13 October 2010
The decline of whistling
In Dennis Potter's drama series Pennies from Heaven, Bob Hoskins played a hard-up sheet music seller. While on his rounds he tries to enthuse a sceptical music shop owner:
It’s a great tune, everyone’s gonna be whistling it!
When you did last hear anyone whistle a tune? Out of around 900 recordings on the UK SoundMap so far, whistling is heard on just one or two. As Lauren Bacall said, all you have to do is put your lips together and blow. Yet tuneful whistling appears to be on the way out.
Once, workplace whistling was common enough for high-class establishments to put up signs forbidding tradesmen and staff from whistling. One can still be seen round the back of the Savoy hotel. The only people allowed or expected to whistle were the doormen, who had the knack of putting two fingers in their mouths and blowing a very loud whistle to hail taxis.
Despite the disapproval of hotels and their guests, whistling had a popular image, symbolising cheerfulness and, sometimes, calculated nonchalance. The English singer-songwriter Roger Whittaker launched his career with songs such as Mexican Whistler, Irish Whistler, and Whistling Swagman.
The entertainer and bird impersonator Percy Edwards, who died in 1996, could imitate by whistling the songs of hundreds of different bird species. His example spawned imitators. Sounds from Smithfield meat market were recorded in 1993 and added to the British Library's Archival Sound Recordings collections. The recordist noted that it was "initially spoilt by silly whistling from a porter". But on listening, it's clear that the porter was an accomplished whistler in the Percy Edwards mould, evoking the spirit of at least a 'dickybird', if not any particular species.

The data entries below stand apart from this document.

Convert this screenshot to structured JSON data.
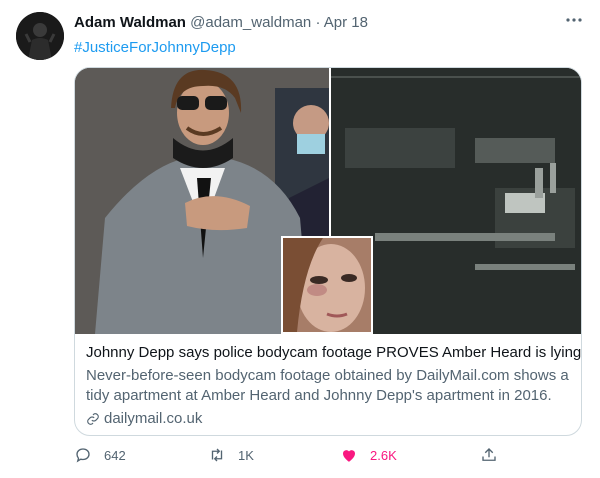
{
  "tweet": {
    "author_name": "Adam Waldman",
    "handle": "@adam_waldman",
    "separator": "·",
    "date": "Apr 18",
    "hashtag": "#JusticeForJohnnyDepp",
    "more_icon": "more-horizontal-icon"
  },
  "card": {
    "title": "Johnny Depp says police bodycam footage PROVES Amber Heard is lying",
    "description": "Never-before-seen bodycam footage obtained by DailyMail.com shows a tidy apartment at Amber Heard and Johnny Depp's apartment in 2016.",
    "domain": "dailymail.co.uk",
    "link_icon": "link-icon"
  },
  "actions": {
    "replies": "642",
    "retweets": "1K",
    "likes": "2.6K",
    "like_color": "#f91880",
    "accent_color": "#1d9bf0"
  }
}
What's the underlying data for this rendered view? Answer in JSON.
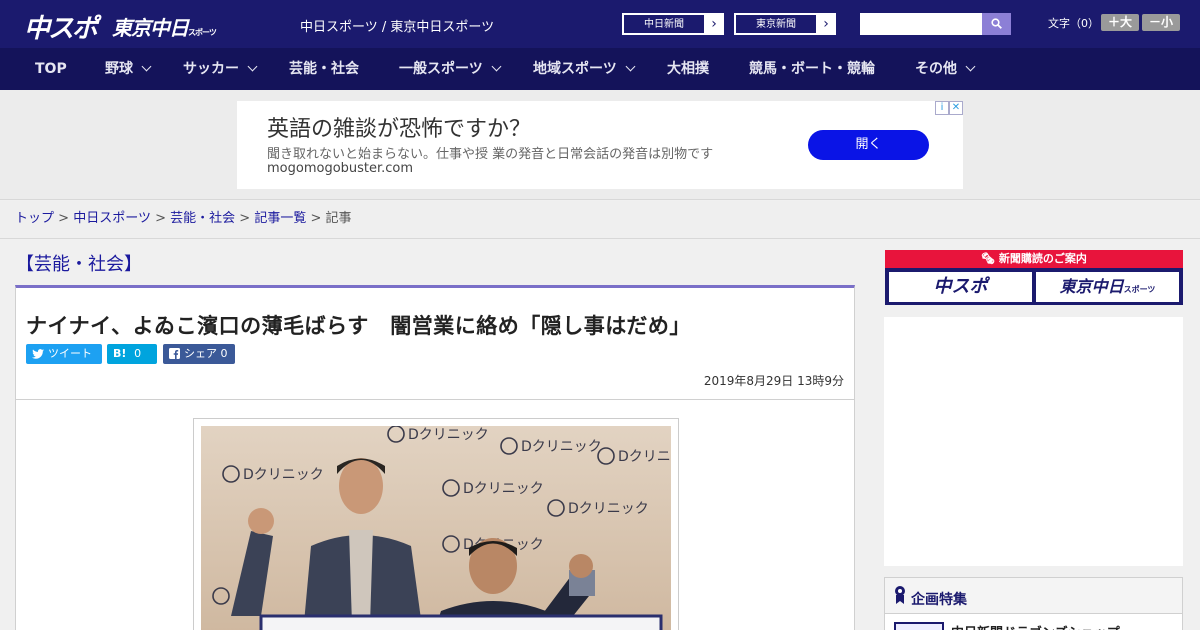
{
  "header": {
    "logo_main": "中スポ",
    "logo_tokyo": "東京中日",
    "logo_tokyo_sub": "スポーツ",
    "site_links": "中日スポーツ / 東京中日スポーツ",
    "paper_buttons": [
      "中日新聞",
      "東京新聞"
    ],
    "search_placeholder": "",
    "fontsize_label": "文字（0）",
    "fontsize_up": "＋大",
    "fontsize_down": "－小"
  },
  "nav": {
    "items": [
      {
        "label": "TOP"
      },
      {
        "label": "野球"
      },
      {
        "label": "サッカー"
      },
      {
        "label": "芸能・社会"
      },
      {
        "label": "一般スポーツ"
      },
      {
        "label": "地域スポーツ"
      },
      {
        "label": "大相撲"
      },
      {
        "label": "競馬・ボート・競輪"
      },
      {
        "label": "その他"
      }
    ]
  },
  "ad": {
    "title": "英語の雑談が恐怖ですか？",
    "description": "聞き取れないと始まらない。仕事や授 業の発音と日常会話の発音は別物です",
    "url": "mogomogobuster.com",
    "cta": "開く",
    "choice_icon": "i",
    "close_icon": "✕"
  },
  "breadcrumb": {
    "items": [
      "トップ",
      "中日スポーツ",
      "芸能・社会",
      "記事一覧"
    ],
    "current": "記事",
    "separator": ">"
  },
  "article": {
    "category": "【芸能・社会】",
    "headline": "ナイナイ、よゐこ濱口の薄毛ばらす　闇営業に絡め「隠し事はだめ」",
    "share": {
      "tweet": "ツイート",
      "hatena_label": "B!",
      "hatena_count": "0",
      "facebook_label": "シェア",
      "facebook_count": "0"
    },
    "date": "2019年8月29日 13時9分",
    "photo_backdrop_text": "Dクリニック"
  },
  "sidebar": {
    "subscribe_header": "新聞購読のご案内",
    "subscribe_logo_1": "中スポ",
    "subscribe_logo_2": "東京中日",
    "subscribe_logo_2_sub": "スポーツ",
    "feature_title": "企画特集",
    "feature_item": "中日新聞ドラゴンズショップ"
  },
  "colors": {
    "header_bg": "#1b1a6e",
    "nav_bg": "#14135a",
    "accent": "#7a6fc8",
    "ad_cta": "#0a14e6",
    "subscribe_red": "#e8143c"
  }
}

Whistling and birdsong have much older associations, and perhaps whistling first arose in deliberate imitation of birdsong while hunting wildfowl. The discovery of another rich historical link was described by the retired Thames lighterman Dick Fagan, in his book of memoirs Men of the Tideway. The lighterman's job was to steer cargo-laden barges or 'lighters' to their destinations using only the current and huge wooden paddles. After Fagan completed his apprenticeship, he was given charge of his own lighter:
One of the things I learnt to do, this may surprise you, was how to whistle. I ought to explain that every lighterage firm had its own kind of whistle – the sound, I mean, because all the whistling was done with the mouth and not with any instrument. Whistling was a way of identifying yourself across distances, especially at night, with other men working for the same company. Very useful. Getting it right was a work of art though.
On a day-trip to the countryside with his girlfriend, Fagan learns the origins of the firms' various whistles:
Finally we were sitting on a fallen tree trunk just dreaming. Then it happened. A loud shrill whistle, very close. My firm’s whistle [. . .] It had just come to me that the whistle I’d been using for many years was part of a bird’s song.
After a bit I spotted the bird as large as life up on a nearby tree with its beak open and the familiar notes pouring out of it as though it had been a lighternan all its life. In Bermondsey we only had sparrows. Who’s ever heard of a whistling sparrow? Then another bird started up with a different tune, after that another, and another.
I listened to them in amazement because I could connect each one’s song with the lighterage firm that had converted it into its own whistle. Soft green grass, graceful trees, peace, love – yet because of the birds’ song it was all connected with the hustle and struggle of river and dock life.
The whistles of watermen must have been invented long, long ago, when London’s river was still close to open country, when all these birds were singing in Shoreditch and Wapping, in Bermondsey and Rotherhithe, when the largest ship wasn’t much bigger than the barges I now rowed every day.
The modern decline of whistling is probably because most pop songs no longer have whistlable melodies. There's also a general trend away from public voices relying on unaided mouths, vocal cords and lungs, towards loudspeakers, recorded announcements, and voice synthesisers.
Teabreak teaser: How many pop songs can you think of which have whistling in them? Otis Redding’s Dock of the Bay is too easy, and Ennio Morricone film scores don’t count.